Apply a paint with the following formulation to achieve g/m ² . Ingredients Parts by weight Nylon-6 20 Methanol 58 Calcium chloride 24 Calcium carbonate 7 After application, soak in water for 5 minutes, rinse with water, dry,
Roll to obtain the desired printing substrate with a thickness of 0.12 mm. Comparative example 1 Nylon-6 with a thickness of 0.15 mm and a basis weight of 70 g/m ²
A long-fiber nonwoven fabric is immersed in a bath containing 50 parts by weight of calcium chloride dissolved in 100 parts by weight of methanol, and then squeezed with a mangle so that the amount of impregnation is 30 g/m ² . This is immersed in water to solidify, washed with water, and dried to obtain a printing base material. Comparative example 2 Nylon-6 with a thickness of 0.15 mm and a basis weight of 70 g/m ²
The same paint as in Example 2 was applied to both sides of the long fiber nonwoven fabric so that the coating amount was 120 g/m ² . This was immersed in water for 5 minutes, washed with water, dried, and then rolled to obtain a printing base material with a thickness of 0.12 mm. Comparative Example 3 The same paint as in Example 2 was applied to both sides of a polyethylene terephthalate long fiber nonwoven fabric with a thickness of 0.12 mm and a basis weight of 45 g/m ² so that the coating amount was 120 g/m ² . This was immersed in water for 5 minutes, washed with water, dried, and then rolled to obtain a printing base material with a thickness of 0.11 mm. The picking and dimensional stability of the printing substrates obtained in these Examples and Comparative Examples were tested as follows. Pickking Tested according to the wax method in JIS P8129 "Surface strength testing methods for paper and paperboard", and Denison wax numbers of 5A or less were marked as ×, and those with a Denison wax number of 10A or more were marked as ○. Dimensional stability The base material was aged for 24 hours at 20℃ and 65% relative humidity, and the elongation rate after 1 minute was 1.5.
% or more was marked ×, and 0.5% or less was marked ○. The results are shown in Table 2.

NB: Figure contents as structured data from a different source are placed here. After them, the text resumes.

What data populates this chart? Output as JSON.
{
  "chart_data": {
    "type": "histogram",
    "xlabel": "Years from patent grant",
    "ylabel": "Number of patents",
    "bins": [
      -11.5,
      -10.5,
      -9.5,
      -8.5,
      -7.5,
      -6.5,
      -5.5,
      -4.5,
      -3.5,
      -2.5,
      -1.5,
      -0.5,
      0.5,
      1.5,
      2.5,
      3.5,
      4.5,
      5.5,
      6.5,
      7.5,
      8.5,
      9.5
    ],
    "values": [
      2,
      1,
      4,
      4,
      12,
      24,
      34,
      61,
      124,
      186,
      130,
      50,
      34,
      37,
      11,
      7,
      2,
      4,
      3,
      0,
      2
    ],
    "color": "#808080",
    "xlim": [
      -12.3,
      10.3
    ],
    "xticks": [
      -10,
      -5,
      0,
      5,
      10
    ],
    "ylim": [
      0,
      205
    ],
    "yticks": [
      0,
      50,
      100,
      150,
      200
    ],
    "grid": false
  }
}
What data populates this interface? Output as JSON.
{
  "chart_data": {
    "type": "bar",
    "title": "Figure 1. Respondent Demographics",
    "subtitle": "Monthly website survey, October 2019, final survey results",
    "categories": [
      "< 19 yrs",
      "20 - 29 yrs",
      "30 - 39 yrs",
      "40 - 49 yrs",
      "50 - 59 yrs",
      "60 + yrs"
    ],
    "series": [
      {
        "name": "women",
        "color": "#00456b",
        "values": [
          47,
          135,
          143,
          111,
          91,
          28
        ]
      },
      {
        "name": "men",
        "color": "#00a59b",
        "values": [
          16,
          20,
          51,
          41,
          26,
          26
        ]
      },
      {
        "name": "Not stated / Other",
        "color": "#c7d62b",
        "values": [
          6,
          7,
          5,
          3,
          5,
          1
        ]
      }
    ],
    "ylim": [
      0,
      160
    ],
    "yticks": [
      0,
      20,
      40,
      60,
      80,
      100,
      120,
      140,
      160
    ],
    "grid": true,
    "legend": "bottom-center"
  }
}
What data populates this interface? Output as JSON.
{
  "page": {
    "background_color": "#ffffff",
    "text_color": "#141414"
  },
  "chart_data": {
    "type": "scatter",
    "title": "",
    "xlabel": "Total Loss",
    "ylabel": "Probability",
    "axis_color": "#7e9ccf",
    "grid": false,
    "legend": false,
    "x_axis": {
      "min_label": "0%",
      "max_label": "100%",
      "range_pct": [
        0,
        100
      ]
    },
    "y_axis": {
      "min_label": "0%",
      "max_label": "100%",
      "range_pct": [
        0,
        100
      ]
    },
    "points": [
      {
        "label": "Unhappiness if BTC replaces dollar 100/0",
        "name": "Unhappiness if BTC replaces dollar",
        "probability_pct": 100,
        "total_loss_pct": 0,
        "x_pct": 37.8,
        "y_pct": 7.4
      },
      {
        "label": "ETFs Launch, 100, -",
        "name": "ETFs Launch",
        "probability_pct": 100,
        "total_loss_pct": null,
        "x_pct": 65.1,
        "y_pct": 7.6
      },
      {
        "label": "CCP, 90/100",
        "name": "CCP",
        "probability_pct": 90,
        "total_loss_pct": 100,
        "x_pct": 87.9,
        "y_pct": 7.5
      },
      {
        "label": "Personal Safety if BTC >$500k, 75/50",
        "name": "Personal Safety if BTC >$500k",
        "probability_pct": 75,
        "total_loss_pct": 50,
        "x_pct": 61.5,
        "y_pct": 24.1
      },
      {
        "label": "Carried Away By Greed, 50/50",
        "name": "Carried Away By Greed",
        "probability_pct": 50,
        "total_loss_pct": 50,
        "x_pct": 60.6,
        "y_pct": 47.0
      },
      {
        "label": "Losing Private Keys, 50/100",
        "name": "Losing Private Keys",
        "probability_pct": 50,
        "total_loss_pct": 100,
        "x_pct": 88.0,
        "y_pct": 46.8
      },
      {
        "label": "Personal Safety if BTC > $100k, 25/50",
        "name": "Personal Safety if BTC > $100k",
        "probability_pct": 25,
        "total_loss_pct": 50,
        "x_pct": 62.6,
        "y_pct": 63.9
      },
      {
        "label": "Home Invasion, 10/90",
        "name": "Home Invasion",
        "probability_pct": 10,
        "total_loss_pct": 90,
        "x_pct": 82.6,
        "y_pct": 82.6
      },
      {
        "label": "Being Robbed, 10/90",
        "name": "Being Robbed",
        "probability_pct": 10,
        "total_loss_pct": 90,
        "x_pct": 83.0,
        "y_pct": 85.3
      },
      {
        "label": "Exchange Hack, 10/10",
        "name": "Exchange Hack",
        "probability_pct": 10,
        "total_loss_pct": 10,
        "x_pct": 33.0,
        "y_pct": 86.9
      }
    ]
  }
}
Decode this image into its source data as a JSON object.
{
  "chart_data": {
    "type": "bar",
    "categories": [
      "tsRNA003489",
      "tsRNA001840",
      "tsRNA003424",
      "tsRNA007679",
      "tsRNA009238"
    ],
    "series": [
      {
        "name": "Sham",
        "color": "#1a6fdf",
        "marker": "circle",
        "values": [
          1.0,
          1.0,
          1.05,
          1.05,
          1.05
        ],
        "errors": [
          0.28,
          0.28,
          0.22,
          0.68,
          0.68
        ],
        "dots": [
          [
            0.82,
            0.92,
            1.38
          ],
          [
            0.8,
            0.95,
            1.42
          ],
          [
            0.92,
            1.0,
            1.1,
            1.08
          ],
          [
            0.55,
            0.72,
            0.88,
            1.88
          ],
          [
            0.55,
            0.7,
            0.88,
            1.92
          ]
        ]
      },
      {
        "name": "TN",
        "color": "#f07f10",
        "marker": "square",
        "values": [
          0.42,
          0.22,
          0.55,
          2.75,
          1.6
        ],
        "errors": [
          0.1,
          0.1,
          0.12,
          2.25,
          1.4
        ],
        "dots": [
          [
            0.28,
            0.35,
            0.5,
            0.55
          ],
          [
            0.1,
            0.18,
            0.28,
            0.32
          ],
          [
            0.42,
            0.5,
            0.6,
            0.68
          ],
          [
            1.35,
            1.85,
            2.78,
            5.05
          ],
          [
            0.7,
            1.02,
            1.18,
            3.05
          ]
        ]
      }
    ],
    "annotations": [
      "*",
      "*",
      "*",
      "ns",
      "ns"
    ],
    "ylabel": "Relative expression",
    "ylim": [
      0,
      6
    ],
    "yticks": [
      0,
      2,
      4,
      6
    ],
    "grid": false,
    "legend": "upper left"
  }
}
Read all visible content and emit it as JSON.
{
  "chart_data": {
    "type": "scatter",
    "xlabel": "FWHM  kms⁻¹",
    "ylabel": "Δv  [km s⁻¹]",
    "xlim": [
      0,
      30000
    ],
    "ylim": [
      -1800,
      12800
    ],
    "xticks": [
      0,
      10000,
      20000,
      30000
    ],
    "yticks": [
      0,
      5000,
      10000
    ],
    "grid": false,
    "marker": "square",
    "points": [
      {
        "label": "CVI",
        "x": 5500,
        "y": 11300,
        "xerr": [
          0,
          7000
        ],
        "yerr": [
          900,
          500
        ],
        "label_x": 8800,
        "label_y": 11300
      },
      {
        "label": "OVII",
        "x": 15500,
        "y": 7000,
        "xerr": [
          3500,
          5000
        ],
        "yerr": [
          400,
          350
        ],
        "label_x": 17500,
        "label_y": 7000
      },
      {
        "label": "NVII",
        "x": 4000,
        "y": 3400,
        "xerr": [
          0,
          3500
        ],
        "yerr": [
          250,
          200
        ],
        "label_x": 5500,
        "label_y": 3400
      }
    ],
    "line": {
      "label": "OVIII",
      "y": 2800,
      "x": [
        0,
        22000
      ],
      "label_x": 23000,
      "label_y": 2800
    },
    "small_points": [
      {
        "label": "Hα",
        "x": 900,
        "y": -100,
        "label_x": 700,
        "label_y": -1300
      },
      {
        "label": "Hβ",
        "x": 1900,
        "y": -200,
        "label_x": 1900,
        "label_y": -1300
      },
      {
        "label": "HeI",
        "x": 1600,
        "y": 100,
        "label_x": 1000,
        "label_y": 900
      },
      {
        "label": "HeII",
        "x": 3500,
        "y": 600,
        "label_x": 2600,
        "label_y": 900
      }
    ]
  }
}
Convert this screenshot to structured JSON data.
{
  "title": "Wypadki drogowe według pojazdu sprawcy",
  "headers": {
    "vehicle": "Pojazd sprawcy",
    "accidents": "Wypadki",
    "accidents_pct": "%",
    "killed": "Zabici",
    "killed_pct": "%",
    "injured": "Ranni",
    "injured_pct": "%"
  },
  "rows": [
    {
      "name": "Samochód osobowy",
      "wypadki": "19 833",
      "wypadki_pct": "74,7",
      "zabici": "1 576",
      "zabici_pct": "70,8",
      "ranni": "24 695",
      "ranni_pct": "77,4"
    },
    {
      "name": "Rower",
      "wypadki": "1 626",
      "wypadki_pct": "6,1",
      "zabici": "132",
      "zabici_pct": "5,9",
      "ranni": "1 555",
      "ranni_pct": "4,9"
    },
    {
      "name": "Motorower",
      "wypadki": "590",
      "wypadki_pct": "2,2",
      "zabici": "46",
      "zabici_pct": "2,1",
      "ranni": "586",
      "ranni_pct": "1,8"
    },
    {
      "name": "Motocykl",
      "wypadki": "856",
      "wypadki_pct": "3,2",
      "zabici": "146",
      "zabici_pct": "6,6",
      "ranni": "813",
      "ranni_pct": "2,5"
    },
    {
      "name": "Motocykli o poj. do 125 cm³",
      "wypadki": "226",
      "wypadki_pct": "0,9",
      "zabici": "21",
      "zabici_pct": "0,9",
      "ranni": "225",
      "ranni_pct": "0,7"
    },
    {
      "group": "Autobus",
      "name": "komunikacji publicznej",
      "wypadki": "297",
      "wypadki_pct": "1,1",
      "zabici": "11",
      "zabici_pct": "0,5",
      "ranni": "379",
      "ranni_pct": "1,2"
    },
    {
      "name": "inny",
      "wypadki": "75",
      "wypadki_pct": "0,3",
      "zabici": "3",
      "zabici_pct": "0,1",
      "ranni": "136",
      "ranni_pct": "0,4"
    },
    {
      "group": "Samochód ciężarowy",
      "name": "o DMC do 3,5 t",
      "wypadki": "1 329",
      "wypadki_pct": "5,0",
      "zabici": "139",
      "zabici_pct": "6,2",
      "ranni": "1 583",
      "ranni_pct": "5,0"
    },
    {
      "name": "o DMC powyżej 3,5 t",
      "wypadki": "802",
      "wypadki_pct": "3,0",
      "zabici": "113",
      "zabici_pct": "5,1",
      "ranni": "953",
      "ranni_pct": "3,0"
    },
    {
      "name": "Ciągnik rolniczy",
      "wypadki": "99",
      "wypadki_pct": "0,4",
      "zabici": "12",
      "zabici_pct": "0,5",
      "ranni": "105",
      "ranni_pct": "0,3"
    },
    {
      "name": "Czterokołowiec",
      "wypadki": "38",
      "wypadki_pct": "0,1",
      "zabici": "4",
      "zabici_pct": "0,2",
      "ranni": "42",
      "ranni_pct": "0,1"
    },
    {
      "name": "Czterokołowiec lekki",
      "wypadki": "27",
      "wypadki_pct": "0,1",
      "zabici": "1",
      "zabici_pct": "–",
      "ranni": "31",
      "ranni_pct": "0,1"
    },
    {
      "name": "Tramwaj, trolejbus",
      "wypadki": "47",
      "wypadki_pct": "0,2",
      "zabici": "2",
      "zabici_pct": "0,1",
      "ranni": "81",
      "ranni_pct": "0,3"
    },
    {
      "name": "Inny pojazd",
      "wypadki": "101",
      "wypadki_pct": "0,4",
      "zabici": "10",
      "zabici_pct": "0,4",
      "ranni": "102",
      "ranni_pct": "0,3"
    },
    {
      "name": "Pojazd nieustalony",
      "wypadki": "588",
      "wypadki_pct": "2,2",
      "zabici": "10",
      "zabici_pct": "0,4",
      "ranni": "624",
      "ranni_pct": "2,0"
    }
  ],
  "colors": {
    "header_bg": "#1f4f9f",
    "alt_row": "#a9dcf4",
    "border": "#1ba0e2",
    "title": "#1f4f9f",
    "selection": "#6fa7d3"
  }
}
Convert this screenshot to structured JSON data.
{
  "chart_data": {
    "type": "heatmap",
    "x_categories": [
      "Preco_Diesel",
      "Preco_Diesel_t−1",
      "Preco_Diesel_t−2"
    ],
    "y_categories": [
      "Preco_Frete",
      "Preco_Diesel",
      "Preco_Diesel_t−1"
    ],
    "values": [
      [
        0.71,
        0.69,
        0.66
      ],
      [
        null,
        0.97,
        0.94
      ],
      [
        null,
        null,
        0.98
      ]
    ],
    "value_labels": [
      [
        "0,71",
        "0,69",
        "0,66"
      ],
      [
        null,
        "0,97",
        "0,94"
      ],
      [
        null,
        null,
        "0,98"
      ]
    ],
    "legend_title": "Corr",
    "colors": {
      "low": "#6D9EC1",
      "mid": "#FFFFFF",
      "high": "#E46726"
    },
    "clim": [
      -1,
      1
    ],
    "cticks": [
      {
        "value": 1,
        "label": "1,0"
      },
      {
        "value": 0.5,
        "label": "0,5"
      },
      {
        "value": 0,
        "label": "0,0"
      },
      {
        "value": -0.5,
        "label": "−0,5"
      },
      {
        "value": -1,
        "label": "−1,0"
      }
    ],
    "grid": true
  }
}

[Table] As is clear from the results, the base materials of Comparative Examples 1 and 2 (using conventional polyamide resin fibers) had poor dimensional stability, and the base materials of Comparative Example 3 (using polyester resin fibers) had poor dimensional stability. The bond between the microporous layer of polyamide resin and the polyester resin of the base fabric is weak, and picking is poor. On the other hand, the printing substrate of the present invention has extremely excellent picking and dimensional stability.

[Brief explanation of the drawing]

FIG. 1 is a schematic enlarged sectional view of fibers constituting the printing substrate of the present invention. The symbols in the drawings mean the following. 1: Polyester resin core, 2: Polyamide resin layer having substantially no micropores, 3: Polyamide resin microporous layer.

Claims (1)

[Claims] 1. A sheet-like printing base having a microporous layer, characterized in that it is made of fibers having a structure in which a microporous layer of polyamide resin is formed around a fibrous polyester resin via a polyamide resin layer having no micropores. Material.